Ok, clearly sensationalizing. But still … Feedly was in existence prior to the Google Reader shut-down, however the once small platform instantly gained 500,000 new users in 2013 as a result. Having long since established itself as a premiere news aggregator since those early days, how does Feedly stack up nowadays with so many alternatives?
As an early adopter I had the ability to import all of my existing Google Reader feeds to Feedly, so I was instantly up an running. If you are just starting out from scratch, it is just a matter of either registering for an account or signing in with your existing Google profile.
From there you can choose from a collection of topics, search for sources or enter an exact RSS feed if you’re not finding what you’re looking for. Once you start adding sources, you can assign them to categories and begin to organize your news feed.
The News Feed
The viewing experience has always been buttery smooth and the content quick to load. These are rather important factors when choosing among similar apps, and Feedly absolutely perfects this immediacy. Along with function comes fashion, and there are several different layouts to choose from including Detect (based on the content being rendered), Title Only, List, Magazine and Cards.

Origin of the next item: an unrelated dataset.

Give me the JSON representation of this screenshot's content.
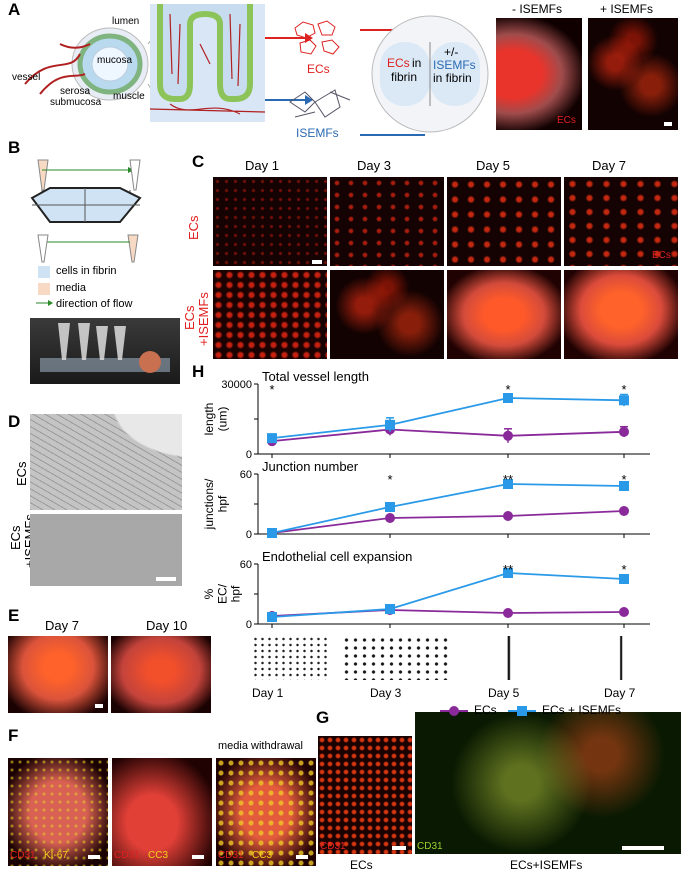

Other cosmetic components include “Open Animation” (when tapping on articles), “Transition” (the style with which you navigate through your news feed) and “Theme” which is simply light or dark mode.
Feedly has a lot going for it. The overall minimal experience should not be confused with having a lack of bigness. Under the hood, users can connect to saving tools like Pocket, Evernote, etc. and assign favorite sharing methods. But one feature that Feedly has that many will appreciate is a desktop presence.
This alternative destination includes options to upgrade to paid tiers for unlocking some more business-focused features such as team collaboration and deeper third party integrations.
From a purely functional standpoint, it’s hard to find many other news readers to get me completely off of Feedly. But I sure as hell have tried. And there are a few main reasons for me test driving other apps.
The first being my indifference toward the aesthetics. One can’t really say Feedly is ugly, but it needs to be more modern or “materialized.” Which could be a result of my next item of agony and that is very infrequent updates. In their defense though, the team is currently undergoing a beta project in collaboration with users to gain feedback for upcoming app enhancements.
The main stickler, however, is the inability to search my entire news feed (sources) for a keyword or phrase.
The usefulness of that type of function cannot be understated. I have a slew of news in my face, but want to see if there is an article on, say, “Black Ops 4?” Well damn I should be able to pinpoint that.
A now-defunct app (taptu) had this feature and spoiled me. Although I typically have Feedly installed, I have definitely flirted with the likes of Palabre (Material Design and keyword search).
Always a Contender
Feedly does way more things right than wrong. It’s a solid performer and is not too bloated or distracting (ahem, Flipboard).
My dislikes are not deal-breakers and what some other readers might do better, just simply cannot compete with the speed at which I get my news within Feedly. Qualms aside, Feedly will most assuredly have a spot in my app rotation.